Publicité: gare aux données triées sur le volet
Par François Nadeau
Suite au congrès du Parti républicain tenu à Cleveland il y a quelques semaines, plusieurs médias ont analysé plus en profondeur les chiffres avancés par Donald Trump lors du discours de clôture de l’événement.
L’un des points les plus commentés et contestés par les médias est notamment le chiffre selon lequel les homicides auraient augmenté de 17% dans les 50 plus grandes villes des États-Unis, soit la plus grosse hausse en 25 ans.
Selon le Washington Post, en 2015, les homicides ont bel et bien augmenté dans 36 des 50 plus grandes villes des États-Unis. Toutefois, sur le long terme et sur l’ensemble du pays, le nombre d’homicides est en constant déclin depuis des décennies.
Les chiffres avancés par le candidat républicain à la présidence ne sont donc pas faux, mais en choisissant de limiter son analyse à une très courte période de temps, Trump a fait ce que le Washington Post et d’autres médias appellent du «cherry picking».
La pratique du «cherry picking» consiste à sélectionner les données qui permettent de mettre de l’avant la réalité que l’on souhaite ou encore à ignorer des données qui vont à l’encontre du point que l’on veut faire valoir.
Bien commode en politique, cette façon de faire est également bien présente en publicité.
Quatre médecins sur cinq recommandent notre produit
En publicité, il suffit parfois d’un médecin ou même d’un acteur déguisé en médecin pour accroître la crédibilité d’un produit auprès de certaines personnes.
Autre tactique commune: utiliser des données de sondages affirmant que les professionnels de la santé valident le produit. Toutefois, dans certains cas, les chiffres sont légèrement tournés à l’avantage de l’annonceur.
Dans les années 90, dans un cas notoire – repris notamment dans l’ouvrage Everydata – la compagnie Gerber a été condamnée pour publicité mensongère. L’entreprise affirmait en effet que «4 pédiatres sur 5 qui recommandent la nourriture pour bébé recommandent Gerber».
En fait, le pourcentage n’était que de 12%. Qu’est-ce qui explique un si grand écart?

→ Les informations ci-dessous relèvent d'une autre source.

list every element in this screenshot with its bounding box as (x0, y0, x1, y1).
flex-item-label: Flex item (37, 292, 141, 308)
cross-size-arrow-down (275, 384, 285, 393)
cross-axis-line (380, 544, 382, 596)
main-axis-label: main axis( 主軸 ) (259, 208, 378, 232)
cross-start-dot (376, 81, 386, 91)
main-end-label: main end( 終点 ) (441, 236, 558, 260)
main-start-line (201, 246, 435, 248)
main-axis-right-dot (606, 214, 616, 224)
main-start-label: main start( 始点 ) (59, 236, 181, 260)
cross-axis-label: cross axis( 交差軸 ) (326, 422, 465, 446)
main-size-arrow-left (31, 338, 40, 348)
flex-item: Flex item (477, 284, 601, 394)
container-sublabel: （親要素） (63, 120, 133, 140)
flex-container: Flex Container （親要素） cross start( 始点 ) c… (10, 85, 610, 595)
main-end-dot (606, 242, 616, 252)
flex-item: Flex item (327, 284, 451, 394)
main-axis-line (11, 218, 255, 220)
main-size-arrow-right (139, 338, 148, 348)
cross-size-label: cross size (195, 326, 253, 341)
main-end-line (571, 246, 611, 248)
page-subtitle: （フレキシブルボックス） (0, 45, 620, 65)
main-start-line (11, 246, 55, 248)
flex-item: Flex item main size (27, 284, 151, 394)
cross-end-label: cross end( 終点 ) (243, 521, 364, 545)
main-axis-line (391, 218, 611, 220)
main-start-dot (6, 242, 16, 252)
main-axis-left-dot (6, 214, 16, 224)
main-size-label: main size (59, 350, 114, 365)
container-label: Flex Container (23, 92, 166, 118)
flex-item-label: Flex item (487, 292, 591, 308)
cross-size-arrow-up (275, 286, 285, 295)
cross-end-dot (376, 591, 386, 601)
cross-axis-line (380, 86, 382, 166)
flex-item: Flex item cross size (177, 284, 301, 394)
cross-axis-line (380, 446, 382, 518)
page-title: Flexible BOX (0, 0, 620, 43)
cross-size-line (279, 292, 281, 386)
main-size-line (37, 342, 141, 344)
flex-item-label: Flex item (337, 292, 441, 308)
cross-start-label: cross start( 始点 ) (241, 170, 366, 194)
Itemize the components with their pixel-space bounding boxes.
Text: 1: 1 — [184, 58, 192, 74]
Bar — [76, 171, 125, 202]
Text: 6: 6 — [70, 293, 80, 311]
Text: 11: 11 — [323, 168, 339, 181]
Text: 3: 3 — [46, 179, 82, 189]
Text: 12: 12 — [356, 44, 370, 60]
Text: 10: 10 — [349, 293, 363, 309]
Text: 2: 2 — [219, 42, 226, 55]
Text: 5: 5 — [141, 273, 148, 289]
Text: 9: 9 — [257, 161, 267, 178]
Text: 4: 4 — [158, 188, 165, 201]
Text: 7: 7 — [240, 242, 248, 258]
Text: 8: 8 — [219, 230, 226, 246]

Sur 562 pédiatres sondés par Gerber, 408 recommandaient l’utilisation de la nourriture pour bébé au moins une fois par semaine. Parmi ces 408 répondants, 332 ne recommandaient aucune marque en particulier. Autrement dit, Gerber a ignoré les pédiatres n’ayant recommandé aucune marque précise pour avancer son chiffre de «4 sur 5». Au final, 67 pédiatres recommandaient Gerber parmi un groupe de 76 ayant une préférence pour une marque en particulier, mais l’échantillon total sondé était de 562 répondants, et non 76.
Difficile de s’y retrouver dans tous ces chiffres? C’est peut-être là -dessus que comptent les organisations qui utilisent de telles pratiques.
Il n’y a pas qu’avec les chiffres qu’il est possible de faire du «cherry-picking». En 2014, le site Apple Insider remettait en contexte les citations d’experts utilisées par Samsung pour la publicité de son téléphone Galaxy S5. Dans plusieurs cas, même si la critique du produit faite par les experts était plus ou moins élogieuse, Samsung s’était assurée de ne prendre que les passages qui mettaient en valeur son nouveau téléphone.
Dans une société où l’information circule si rapidement, il n’est pas toujours possible de prendre le temps de retourner aux sources d’une donnée. À défaut de pouvoir le faire, gardons du moins une réserve sur les constats avancés par les annonceurs, qui, lorsqu’une donnée n’est pas à leur avantage, ont bien des chances de la balayer sous le tapis.